As someone who conducted ALS research between 1995 and 2010, I have been watching the Ice Bucket Challenge promoted by the ALS Association unfold with interest. I have seen numerous friends, family members and colleagues post their “challenge” videos to Facebook. It has raised significant awareness and money! $31.5 million as of August 20, 2014.
One of my cousins challenged me today (her video is private else I’d share it) to participate and my response was and is “Seriously?!”
I am not a joiner. I do not understand or participate in social memes. I didn’t understand the chicken scratch game in middle school even though all of the cool kids were doing it. I admit I might have fallen prey to a few pyramid scheme chain letters at that age, but the money I sent out did not exponentially return to me, in my mailbox, in 7 to 14 days. I don’t do standing ovations unless I am incredibly inspired. I am “that person” staying seated during the WAVE.
(Video of World Record Setting Wave)
Perhaps more importantly, I have already dedicated 15+ years of my life to ALS research. And over the years, I have donated thousands of dollars and hundreds of hours of my time to the cause. And while the ALS Association is great, there are many other organizations at the local, regional, and national levels making important contributions to patients, families, policy, research, therapy development, etc. The ALS Hope Foundation, MDA, the ALS Therapy Development Institute, and the NINDS come to mind here in the USA. There are many more groups who are just as important and just as dedicated to the cause.

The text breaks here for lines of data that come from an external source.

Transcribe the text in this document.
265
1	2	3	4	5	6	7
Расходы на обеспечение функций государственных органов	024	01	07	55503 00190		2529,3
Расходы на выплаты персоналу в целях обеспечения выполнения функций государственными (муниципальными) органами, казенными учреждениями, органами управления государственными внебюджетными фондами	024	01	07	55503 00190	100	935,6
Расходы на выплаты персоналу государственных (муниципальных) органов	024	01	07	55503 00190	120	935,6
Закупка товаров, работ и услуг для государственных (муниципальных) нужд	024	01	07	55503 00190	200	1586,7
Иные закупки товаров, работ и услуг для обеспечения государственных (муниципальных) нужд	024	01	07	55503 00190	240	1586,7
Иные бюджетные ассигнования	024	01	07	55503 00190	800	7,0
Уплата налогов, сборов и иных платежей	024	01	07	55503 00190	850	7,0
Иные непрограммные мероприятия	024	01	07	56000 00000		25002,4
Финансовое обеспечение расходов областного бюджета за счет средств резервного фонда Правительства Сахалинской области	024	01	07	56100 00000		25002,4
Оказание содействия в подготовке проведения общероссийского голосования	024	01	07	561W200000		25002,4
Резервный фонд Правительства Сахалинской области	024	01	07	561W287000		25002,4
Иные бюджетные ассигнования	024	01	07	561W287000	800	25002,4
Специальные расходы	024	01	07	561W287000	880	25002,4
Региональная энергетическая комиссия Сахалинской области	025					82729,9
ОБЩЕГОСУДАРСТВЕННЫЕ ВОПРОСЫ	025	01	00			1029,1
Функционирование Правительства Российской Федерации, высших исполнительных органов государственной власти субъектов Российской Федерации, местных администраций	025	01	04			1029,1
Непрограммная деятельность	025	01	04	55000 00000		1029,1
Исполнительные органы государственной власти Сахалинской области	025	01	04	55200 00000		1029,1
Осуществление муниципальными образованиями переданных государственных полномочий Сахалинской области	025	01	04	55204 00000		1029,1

Some folks think this specific challenge is GREAT. See for example the Forbes Article: Think the Ice Bucket Challenge is Stupid – You’re Wrong.
Interestingly, if Seth Godin is correct, many more people are PUBLICLY dumping ice on their heads (90%) rather than making a contribution….Slacktivism (now here’s a word I hope makes it into the next urban dictionary. Awesome). But if you think of this initiative in terms of a marketing expense, it’s incredible. It’s gone viral. In another week or three pretty much anyone with a computer will know about ALS, and the Ice Bucket Challenge.
I remain torn. Most non-profits are stuck with the same handful of events per year to help raise money and awareness – golf tournaments, walks, wine tastings, “friend” raising events, breakfasts, lunches, dinners, silent auctions, costume parties, “themed” events around sport heroes or movie icons or political leaders. This Ice Bucket Challenge is pretty novel and impressive in the caliber of people participating publicly. But does this mean it’s the new “walk” event for EVERY non-profit in every state? What’s next? Hot dog eating? Setting yourself on fire? Oh wait kids are already doing that on their own. And dying.
For future reference: If it’s a good cause (to me), I will write a check. Just ask. I enjoy silent auctions and wine tasting events that raise money for their organizations. Big thank you to Beth for telling me about and joining me for Corks and Forks in Denver last week – wine, good cause (National Sports Center for the Disabled), great location (Denver Botanical Gardens).
And of course, you already know that if my friend Martha is sponsoring, I’ll be there.